An important QEC hurdle is leakage. During operation, superconducting transmons can get overexcited and “leak” out of the qubit subspace. The proportion of leaked qubits will grow until they suffocate the computation. Fixing this requires some kind of leakage removal. Another important QEC hurdle is high energy events like cosmic rays. The 2023 lifetime of 300 milliseconds noticeably deviated from the $L = C \lambda^q$ idealization, due to high energy impacts intermittently disabling the entire chip. In 2024 this problem was mitigated using gap engineering, resulting in the sudden 10000x jump in lifetime. Without cosmic rays (or other QEC hurdles), the lifetime would have already been unmeasurably long in 2023.
QEC hurdles are extremely important to identify and fix. In fact, this is one of the major reasons the google team does rep code experiments. To clear the way for full quantum error correction.
So far I’ve only talked about protecting a classical bit on a quantum chip. That only requires correcting one type of error (bit flip errors). The real goal is, of course, to protect quantum bits. Protecting a qubit requires correcting a second type of error (phase flip errors, such as caused by unwanted measurements). Repetition codes protect against bit flips, but actually make phase flip errors worse. Correcting both simultaneously requires more complex codes, such as the surface code.
Although the process of protecting a qubit is more complex than protecting a bit, the same basic dynamics are present. There’s a quality bar you must cross in order for it to work, and then you get exponential returns on error suppression by increasing qubit count.
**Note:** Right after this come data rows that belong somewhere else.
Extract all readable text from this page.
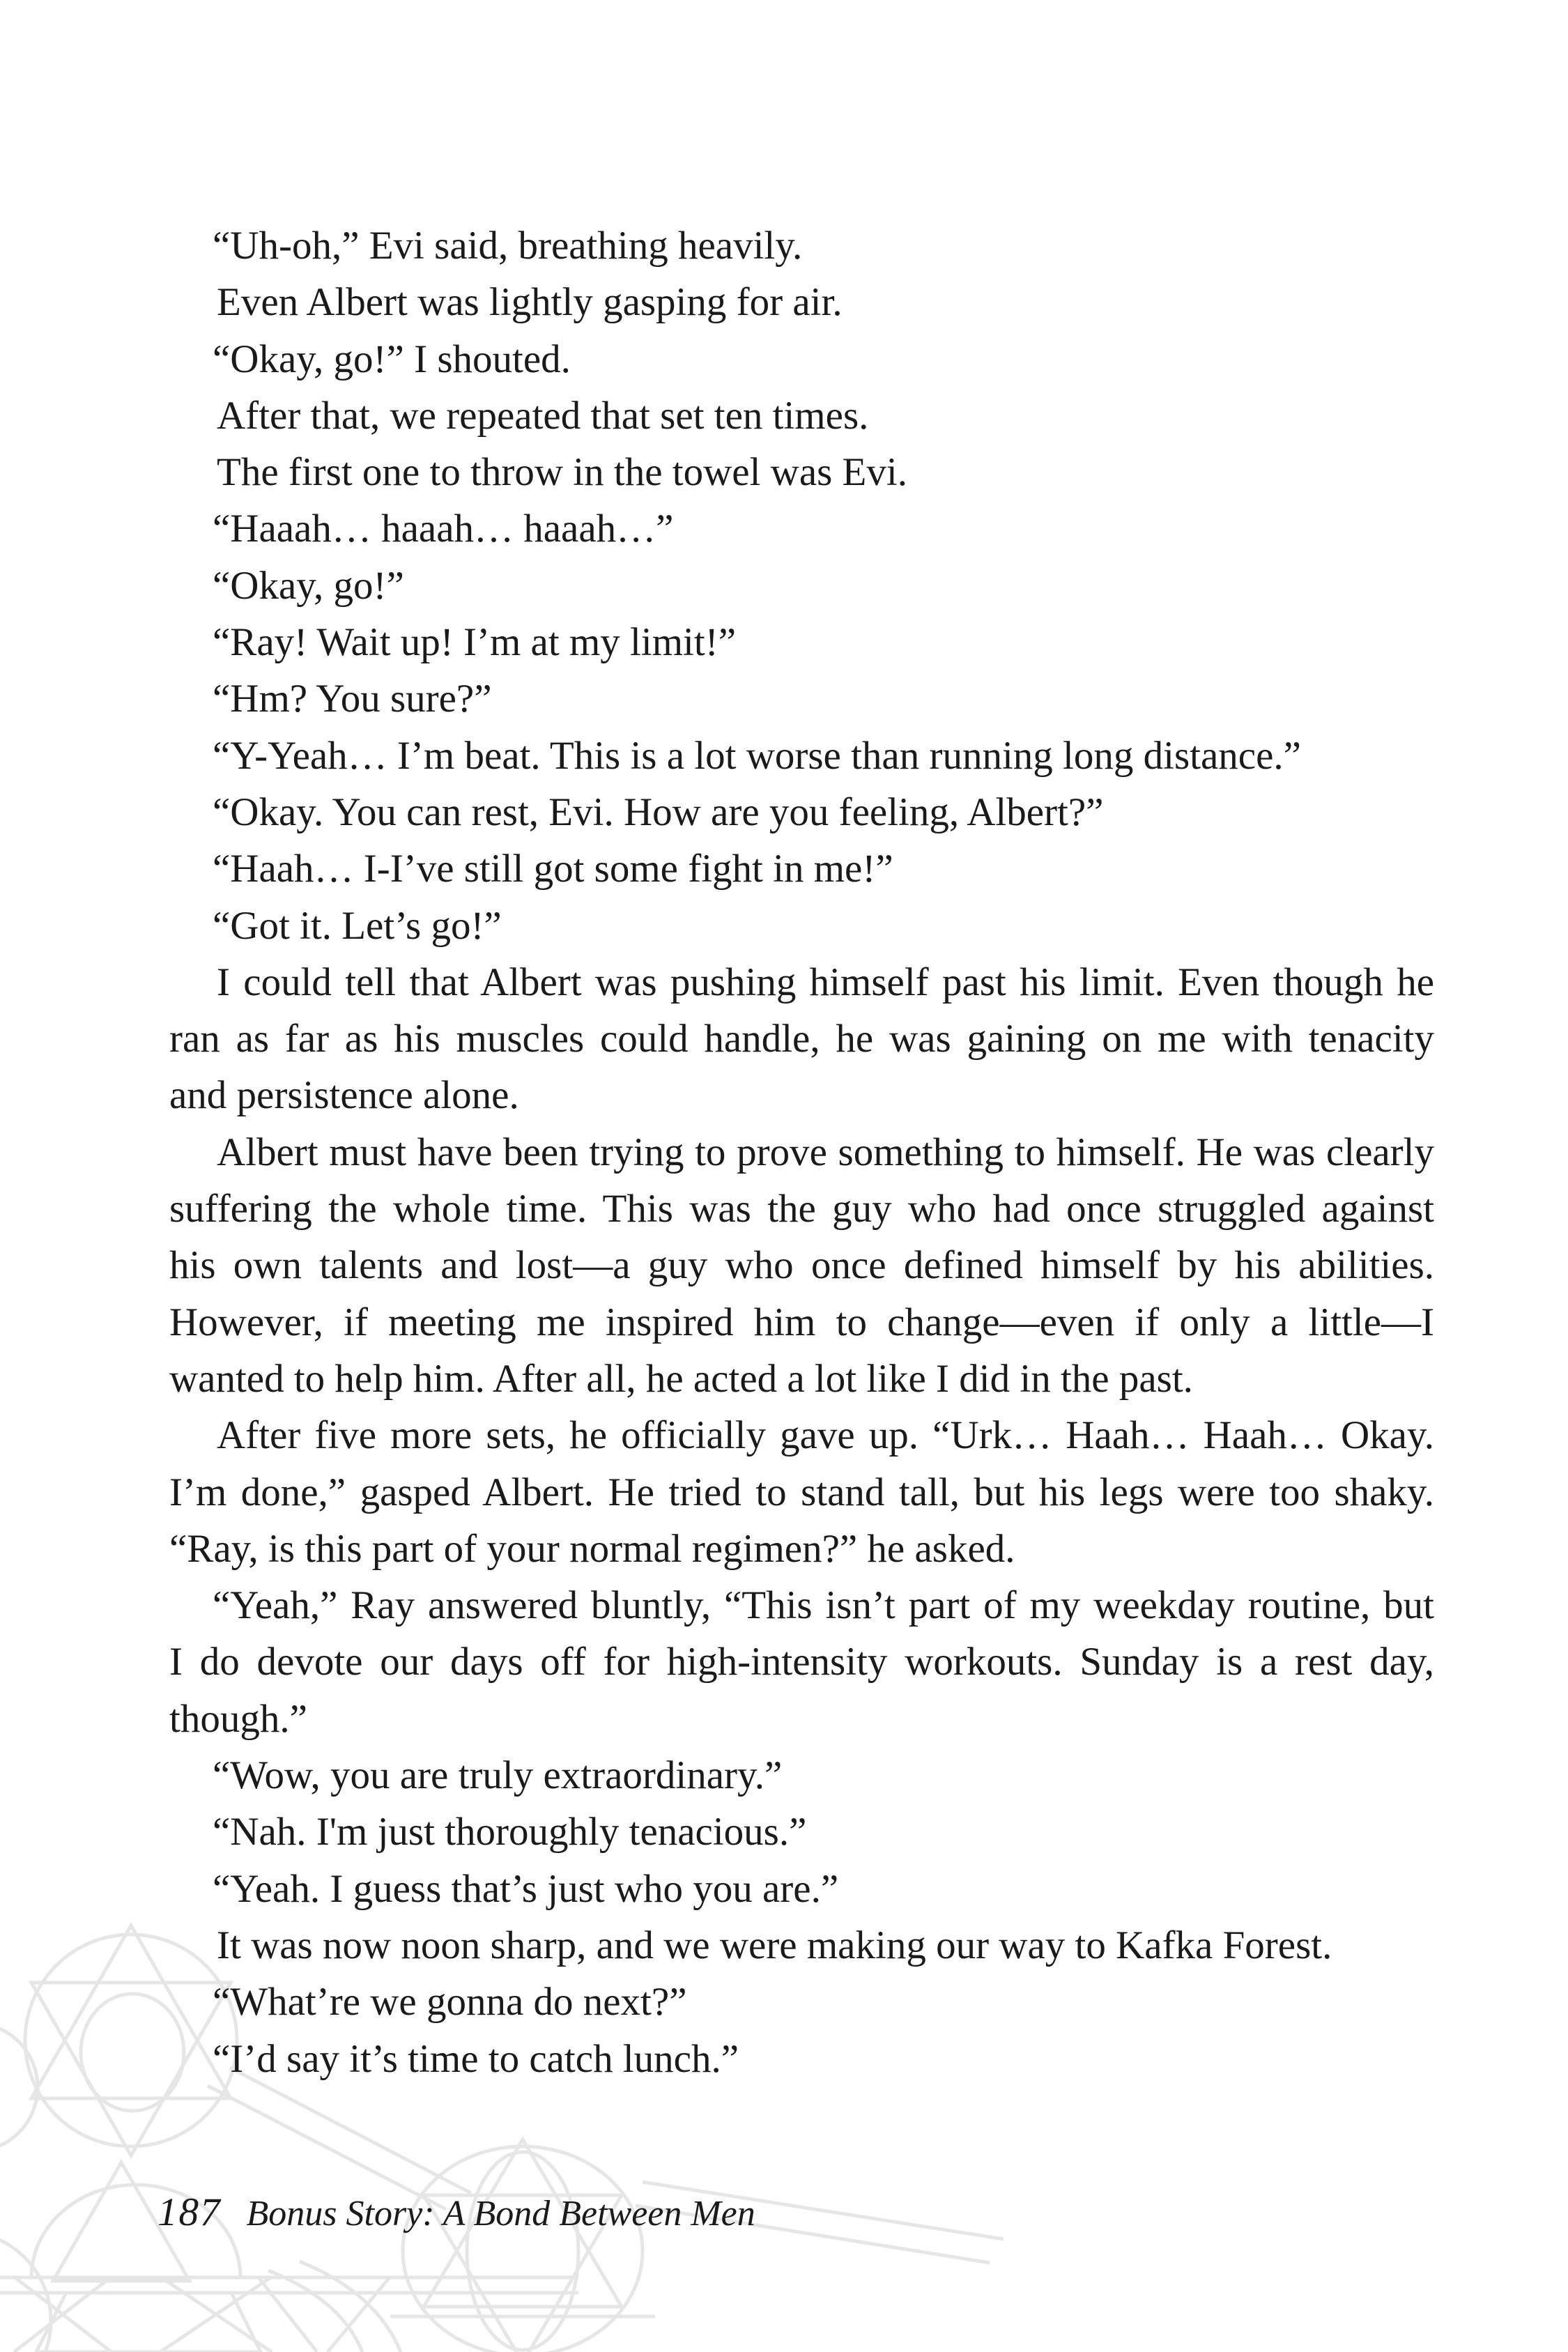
“Uh-oh,” Evi said, breathing heavily.
Even Albert was lightly gasping for air.
“Okay, go!” I shouted.
After that, we repeated that set ten times.
The first one to throw in the towel was Evi.
“Haaah… haaah… haaah…”
“Okay, go!”
“Ray! Wait up! I’m at my limit!”
“Hm? You sure?”
“Y-Yeah… I’m beat. This is a lot worse than running long distance.”
“Okay. You can rest, Evi. How are you feeling, Albert?”
“Haah… I-I’ve still got some fight in me!”
“Got it. Let’s go!”
I could tell that Albert was pushing himself past his limit. Even though he
ran as far as his muscles could handle, he was gaining on me with tenacity
and persistence alone.
Albert must have been trying to prove something to himself. He was clearly
suffering the whole time. This was the guy who had once struggled against
his own talents and lost—a guy who once defined himself by his abilities.
However, if meeting me inspired him to change—even if only a little—I
wanted to help him. After all, he acted a lot like I did in the past.
After five more sets, he officially gave up. “Urk… Haah… Haah… Okay.
I’m done,” gasped Albert. He tried to stand tall, but his legs were too shaky.
“Ray, is this part of your normal regimen?” he asked.
“Yeah,” Ray answered bluntly, “This isn’t part of my weekday routine, but
I do devote our days off for high-intensity workouts. Sunday is a rest day,
though.”
“Wow, you are truly extraordinary.”
“Nah. I'm just thoroughly tenacious.”
“Yeah. I guess that’s just who you are.”
It was now noon sharp, and we were making our way to Kafka Forest.
“What’re we gonna do next?”
“I’d say it’s time to catch lunch.”
187 Bonus Story: A Bond Between Men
If your qubit count is also increasing exponentially, then you will achieve superexponential error suppression vs time (with ceilings as you encounter QEC hurdles).
In a surface code, quadrupling the number of physical qubits will square the logical error rate of the protected qubit. In 2024, the best surface code experiment had a logical error rate of 0.1% per round (corresponding to a half life of a ~300 microseconds). Holding quality constant, one qubit quadrupling would turn that 0.1% into 0.0001% (~300 milliseconds). The next quadrupling would reach 0.0000000001% (~3 days). And the one after that would reach 0.0000000000000000000001% (~30 billion years).
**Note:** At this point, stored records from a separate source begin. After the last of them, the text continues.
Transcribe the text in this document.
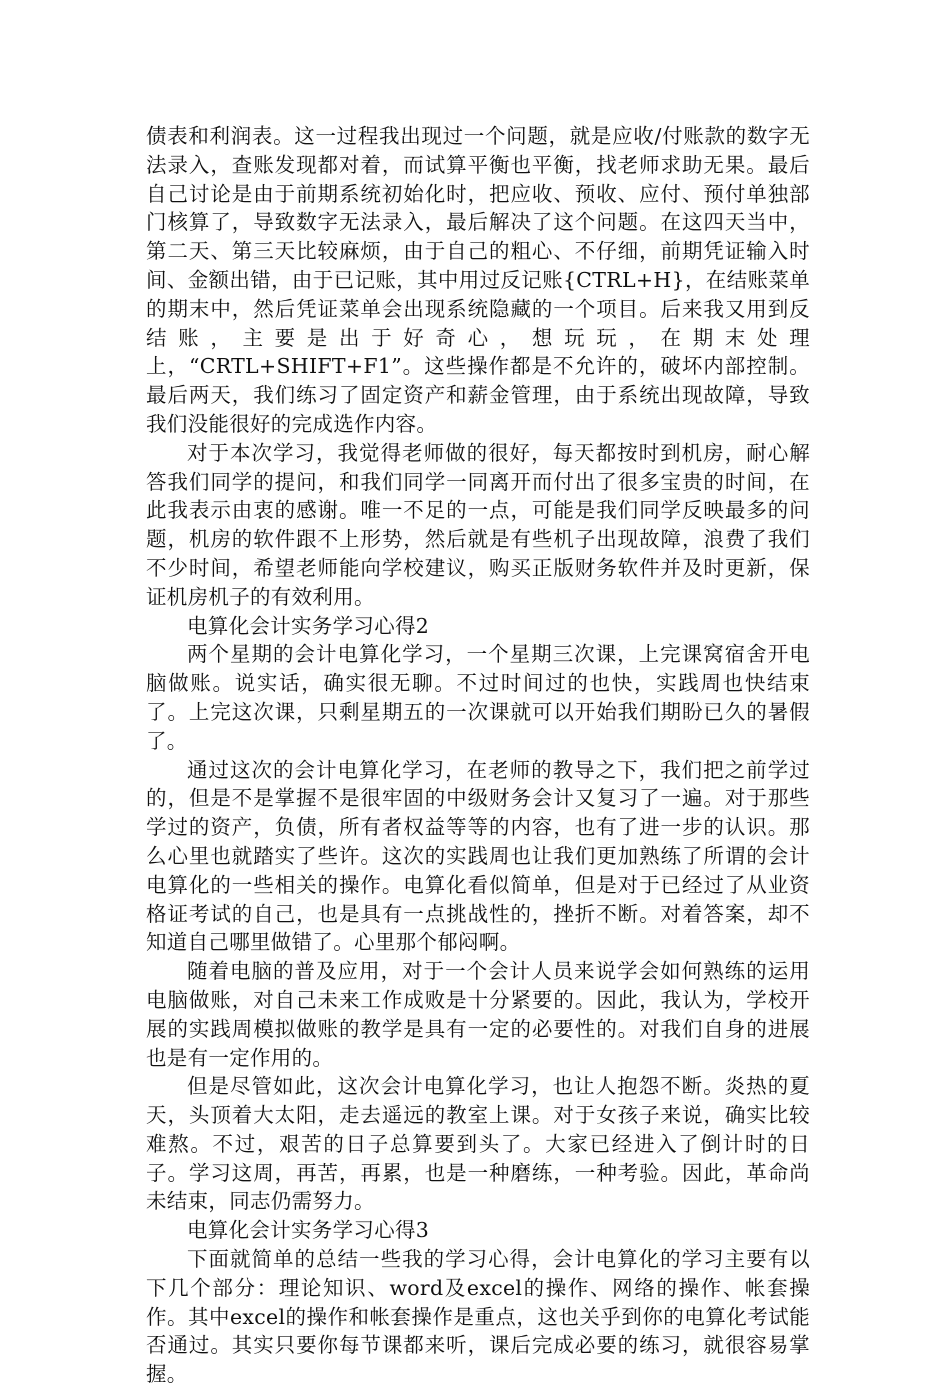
债表和利润表。这一过程我出现过一个问题，就是应收/付账款的数字无法录入，查账发现都对着，而试算平衡也平衡，找老师求助无果。最后自己讨论是由于前期系统初始化时，把应收、预收、应付、预付单独部门核算了，导致数字无法录入，最后解决了这个问题。在这四天当中，第二天、第三天比较麻烦，由于自己的粗心、不仔细，前期凭证输入时间、金额出错，由于已记账，其中用过反记账{CTRL+H}，在结账菜单的期末中，然后凭证菜单会出现系统隐藏的一个项目。后来我又用到反结账，主要是出于好奇心，想玩玩，在期末处理上，“CRTL+SHIFT+F1”。这些操作都是不允许的，破坏内部控制。最后两天，我们练习了固定资产和薪金管理，由于系统出现故障，导致我们没能很好的完成选作内容。

对于本次学习，我觉得老师做的很好，每天都按时到机房，耐心解答我们同学的提问，和我们同学一同离开而付出了很多宝贵的时间，在此我表示由衷的感谢。唯一不足的一点，可能是我们同学反映最多的问题，机房的软件跟不上形势，然后就是有些机子出现故障，浪费了我们不少时间，希望老师能向学校建议，购买正版财务软件并及时更新，保证机房机子的有效利用。

电算化会计实务学习心得2

两个星期的会计电算化学习，一个星期三次课，上完课窝宿舍开电脑做账。说实话，确实很无聊。不过时间过的也快，实践周也快结束了。上完这次课，只剩星期五的一次课就可以开始我们期盼已久的暑假了。

通过这次的会计电算化学习，在老师的教导之下，我们把之前学过的，但是不是掌握不是很牢固的中级财务会计又复习了一遍。对于那些学过的资产，负债，所有者权益等等的内容，也有了进一步的认识。那么心里也就踏实了些许。这次的实践周也让我们更加熟练了所谓的会计电算化的一些相关的操作。电算化看似简单，但是对于已经过了从业资格证考试的自己，也是具有一点挑战性的，挫折不断。对着答案，却不知道自己哪里做错了。心里那个郁闷啊。

随着电脑的普及应用，对于一个会计人员来说学会如何熟练的运用电脑做账，对自己未来工作成败是十分紧要的。因此，我认为，学校开展的实践周模拟做账的教学是具有一定的必要性的。对我们自身的进展也是有一定作用的。

但是尽管如此，这次会计电算化学习，也让人抱怨不断。炎热的夏天，头顶着大太阳，走去遥远的教室上课。对于女孩子来说，确实比较难熬。不过，艰苦的日子总算要到头了。大家已经进入了倒计时的日子。学习这周，再苦，再累，也是一种磨练，一种考验。因此，革命尚未结束，同志仍需努力。

电算化会计实务学习心得3

下面就简单的总结一些我的学习心得，会计电算化的学习主要有以下几个部分：理论知识、word及excel的操作、网络的操作、帐套操作。其中excel的操作和帐套操作是重点，这也关乎到你的电算化考试能否通过。其实只要你每节课都来听，课后完成必要的练习，就很容易掌握。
Quadrupling the number of physical qubits has technical challenges, like wiring complexity, which must be overcome in a way that doesn’t degrade qubit quality. And, of course, there will be some QEC hurdle that places a ceiling stricter than 30 billion years (e.g. nuclear war). But ultimately the picture looks qualitatively similar to the rep code case. Lull… then FOOM.
Because error corrected qubits recently begun to surpass physical qubits, I think the FOOM for logical qubits is near. I realize how ridiculous the hypotheticals look in this plot, but I legitimately think this is what will happen:
In my view, there are three long standing barriers to full scale quantum computation: qubit quality, qubit quantity, and qubit speed. I think the quality barrier will fall within the next five years. This is perhaps surprising, because the quality barrier has held strong over the three decades that we’ve known about quantum error correction. But logical qubits have recently begun surpassing physical qubits, and QEC goes FOOM.